Prof Jimly memaparkan dalam perubahan hukum, jangan bicara hukum normal yang lama dan hukum normal yang baru. Perubahan hukum itu membutuhkan transisi. Masa transisi ini diaturan itu beda dengan aturan hukum yang satu, beda dengan hukum yang baru. Jadi norma satu, norma dua. Ini norma satu setengah, ini beda dengan dua -duanya.

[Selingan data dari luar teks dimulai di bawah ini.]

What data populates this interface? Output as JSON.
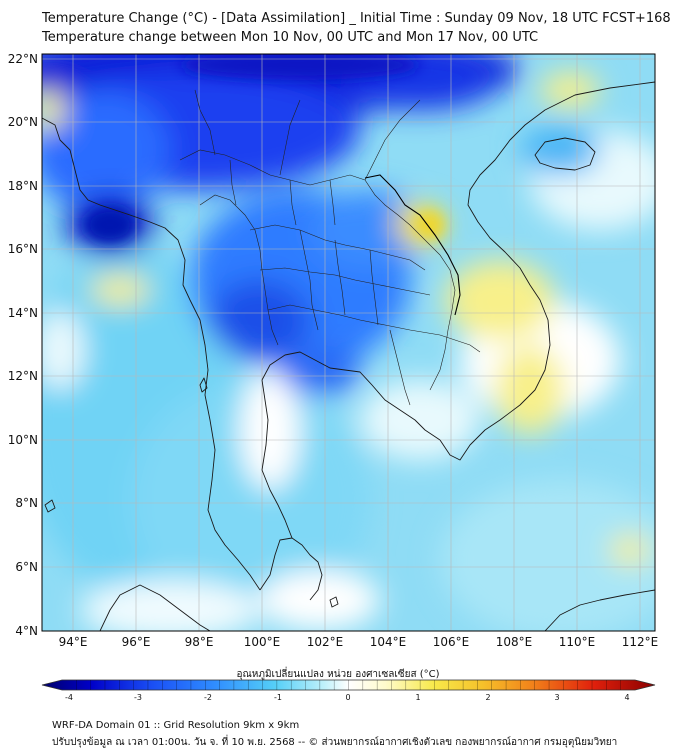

“Maka kalau yang disini normal 5 tahun. Maka disini 2 tahun, apakah itu boleh, boleh. Karena transisi menuju yang permanen. Tidak usah diperdebatkan ini dua tahun, kalau satu periode kan bisa setengah, satu setengah. Ahh itu memperdebatkan titik koma, menghabiskan waktu. Ini masa transisi maka boleh berbeda. Kan untuk sementara saja, hukum transisional,” urainya.
Terkait usulan TNI /Polri menjadi Plt kepala daerah, Usulan TNI /Polri jadi Plt kepala daerah, Prof Jimly menyarankan sebaiknya aparat TNI/Polri tidak menjadi Plt kepala daerah karena akan menimbulkan kecurigaan. Biar TNI/Polri mempunyai tugasnya masing – masing. Karena tugas polisi sangat berat saat mengamankan pemilu. Selain itu TNI/Polri juga tidak boleh terlibat dalam urusan politik sesuai amanat reformasi.
Sementara itu jika terjadi Plt kepala daerah tidak netral, Prof Jimly meminta untuk segera dipecat. Selama ini pejabat lebih takut dipecat dari jabatannya. Pemecatan sebagai ASN adalah langkah efektif agar mereka tetap menjaga netralitasnya. Oleh karena itu Bawaslu harus diterima sebagai fungsi dari pengawasan. Karena Bawaslu bukan mengawasi penyelenggara pemilu tapi mengawasi penyelenggaraan pemilu.
“Jadi kalau ada ASN yang dilaporkan oleh Bawaslu maka harus ditindak untuk menunjukkan kesungguhan Pemerintah akan pentingnya netralitas Plt dari kecurigaan orang,” paparnya.
Diketahui, Presiden Joko Widodo (Jokowi) akan menunjuk aparatur sipil negara (ASN) sebagai penjabat (Pj) kepala daerah mulai pertengahan tahun ini. Para ASN akan menggantikan Gubernur DKI Jakarta Anies Baswedan dan ratusan kepala daerah lainnya.
Kebijakan itu menyusul Pilkada serentak 2024 sesuai amanat Undang-Undang Nomor 10 Tahun 2016 tentang Pilkada (UU Pilkada). Pasal 201 ayat (8) UU Pilkada menyatakan seluruh pilkada digelar serentak pada November 2024.
Dengan demikian, kepala daerah hasil Pilkada Serentak 2020 hanya menjabat sekitar 3 tahun. Sementara itu, kepala daerah hasil Pilkada Serentak 2017 dan 2018 tak bisa ikut Pilkada hingga 2024.